The 7th annual Rainforest Festival kicks off next week. There are many highlights this year including a portable planetarium for viewing a projection of the night sky indoors and the first ever Rain Forest Run half marathon.
The Rain Forest Run half marathon, a 13.1 mile run or walk, will be the first event of the festival. The run will be held on Labor Day, Sept.1, on a course beginning at central Mitkof Island and ending at Sandy Beach Park.
"The event was organized by local runners eager for a longer distance race in the community," according to a press release issued for the event.
"We hope it will be an annual race and hope one day to offer a full marathon (26.2 miles) as well as a half marathon," said organizer Joe Viechnicki.
The Annabelle Baker Memorial Art show will be held Aug. 29 - Sept. 7 at the Clausen Museum. This year's theme is "Intertidal and Beyond," and a reception for the show will be held Friday from 6-8 p.m. The reception includes an edible art auction and a poetry reading as well as an opportunity to snatch up one of 50 copies of this year's harvest posters made by local artist Andrea Weathers.
Weathers carved block prints to create impressions of the various items harvested locally from the sea and forest each season.
The festival is hosting several guest experts who will be giving presentations as well as leading field trips for kids and adults.
"All visiting guests will give a talk inside and lead some kind of a field trip outside so people can pick, or they can do both if they're extra interested," said Sunny Rice, a steering committee member for the festival.
This year's keynote speech will be given by Dr. Robert Herrick of the University of Alaska Fairbanks Geophysical Institute. The speech is entitled "Ventures to Venus."

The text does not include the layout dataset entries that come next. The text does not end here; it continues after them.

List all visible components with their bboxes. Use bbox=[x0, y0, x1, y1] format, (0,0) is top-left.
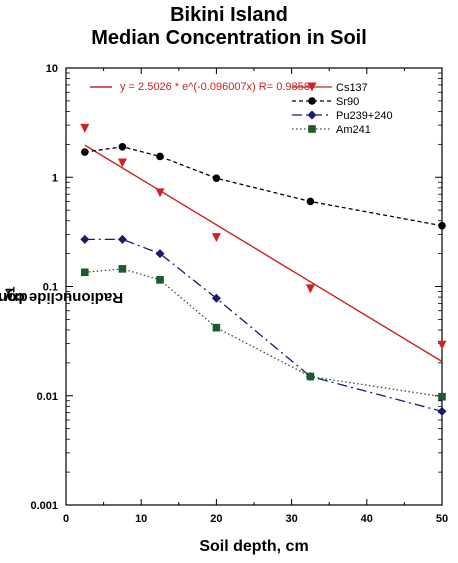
data-point-am241 bbox=[212, 323, 221, 332]
x-tick-label: 50 bbox=[436, 513, 448, 525]
y-tick-label: 0.1 bbox=[43, 282, 58, 294]
legend-label-pu239-240: Pu239+240 bbox=[336, 110, 393, 122]
chart-subtitle: Median Concentration in Soil bbox=[91, 27, 367, 49]
data-point-sr90 bbox=[306, 197, 315, 206]
data-point-sr90 bbox=[438, 221, 446, 230]
legend-marker-pu239-240 bbox=[307, 110, 317, 120]
data-point-sr90 bbox=[156, 152, 164, 161]
data-point-am241 bbox=[438, 392, 446, 401]
x-tick-label: 40 bbox=[361, 513, 373, 525]
series-am241 bbox=[81, 265, 446, 401]
fit-line bbox=[84, 144, 443, 363]
series-cs137 bbox=[80, 123, 447, 350]
x-tick-label: 20 bbox=[210, 513, 222, 525]
y-tick-label: 10 bbox=[46, 63, 58, 75]
series-sr90 bbox=[81, 142, 446, 230]
legend-label-cs137: Cs137 bbox=[336, 82, 368, 94]
legend-marker-am241 bbox=[308, 125, 316, 133]
data-point-pu239-240 bbox=[155, 249, 165, 259]
series-pu239-240 bbox=[80, 234, 447, 416]
x-axis-label: Soil depth, cm bbox=[199, 538, 309, 555]
data-point-sr90 bbox=[118, 142, 127, 151]
y-tick-label: 0.01 bbox=[37, 391, 58, 403]
data-point-pu239-240 bbox=[80, 234, 90, 244]
data-point-pu239-240 bbox=[437, 406, 447, 416]
x-tick-label: 10 bbox=[135, 513, 147, 525]
y-tick-label: 1 bbox=[52, 172, 58, 184]
data-point-cs137 bbox=[117, 158, 127, 168]
series-group bbox=[80, 123, 447, 416]
chart-title: Bikini Island bbox=[170, 4, 288, 26]
data-point-sr90 bbox=[212, 174, 221, 183]
legend-marker-sr90 bbox=[308, 97, 316, 105]
legend-marker-cs137 bbox=[307, 82, 317, 92]
data-point-pu239-240 bbox=[117, 234, 127, 244]
legend-label-sr90: Sr90 bbox=[336, 96, 359, 108]
data-point-cs137 bbox=[211, 233, 221, 243]
data-point-am241 bbox=[306, 372, 315, 381]
legend-label-am241: Am241 bbox=[336, 124, 371, 136]
y-tick-label: 0.001 bbox=[30, 500, 58, 512]
series-line-sr90 bbox=[84, 146, 443, 227]
data-point-am241 bbox=[81, 268, 89, 277]
data-point-cs137 bbox=[305, 284, 315, 294]
data-point-am241 bbox=[156, 276, 164, 284]
data-point-sr90 bbox=[81, 148, 89, 156]
x-tick-label: 30 bbox=[285, 513, 297, 525]
legend: y = 2.5026 * e^(-0.096007x) R= 0.98587 Cs… bbox=[90, 81, 393, 136]
fit-line-group bbox=[84, 144, 443, 363]
fit-equation-label: y = 2.5026 * e^(-0.096007x) R= 0.98587 bbox=[120, 81, 316, 93]
data-point-cs137 bbox=[437, 340, 447, 350]
plot-frame bbox=[65, 67, 443, 506]
series-line-am241 bbox=[84, 268, 443, 398]
data-point-pu239-240 bbox=[211, 293, 221, 303]
data-point-cs137 bbox=[155, 188, 165, 198]
series-line-pu239-240 bbox=[84, 238, 443, 412]
axis-ticks: 0 10 20 30 40 50 0.001 0.01 0.1 1 10 bbox=[30, 63, 448, 525]
x-tick-label: 0 bbox=[63, 513, 69, 525]
data-point-cs137 bbox=[80, 123, 90, 133]
data-point-am241 bbox=[118, 265, 127, 273]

Herrick is also bringing a portable planetarium and, during the week, he'll guide local students through the structure so they can view a projection of the night sky. The planetarium will be open to the public on Saturday.
U.S. Forest Service (USFS) Mycologist Kate Mohatt will also be on hand to talk about fungi and help community members identify wild mushrooms. Mohatt and Karen Dillman, also of the USFS, will be leading one of several "bioblitzs" over the weekend as well.
Mohatt and Dillman's bioblitz field trip will take participants up the Stikine River to count and identify as many different species of mushrooms as possible.
Rice said all the boat field trips have already been booked up, but there are still opportunities to participate at events in town like the amphibian bioblitz that will be led by Joshua Ream of the Alaska Herpetological Society on Sunday at the ball field.
There are plenty of indoor learning opportunities as well like Kate Wynne's talk on the behavior of seals and sea lions on Saturday evening at the library. Wynne works as the marine mammal specialist for the Alaska Sea Grant Marine Advisory Program.
Several activities for kids are also on the docket, including a return of last year's popular Diving for Science event. Jeff Meucci, a dive technician with the Alaska Department of Fish and Game, will dive under the dock and show off his finds.
Land loving kiddos can discover dragonflies with entomologist Elizabeth Graham and Linda Slaght of the USFS on Friday.
Kids can also make forest- and sea-inspired creations at two events: Making Fairy Gardens and Troll Houses, held at the library on Saturday, and Sunday's event making fish and fern print t-shirts held out at Sandy Beach.
The festival is a collaboration between several local organizations including the Petersburg Public Library, Chamber of Commerce, Alaska Marine Advisory Program and the USFS.
A full schedule of events is available online at www.tongassrainforestfestival.org, or grab a print copy at the library, visitors center or the Marine Advisory office.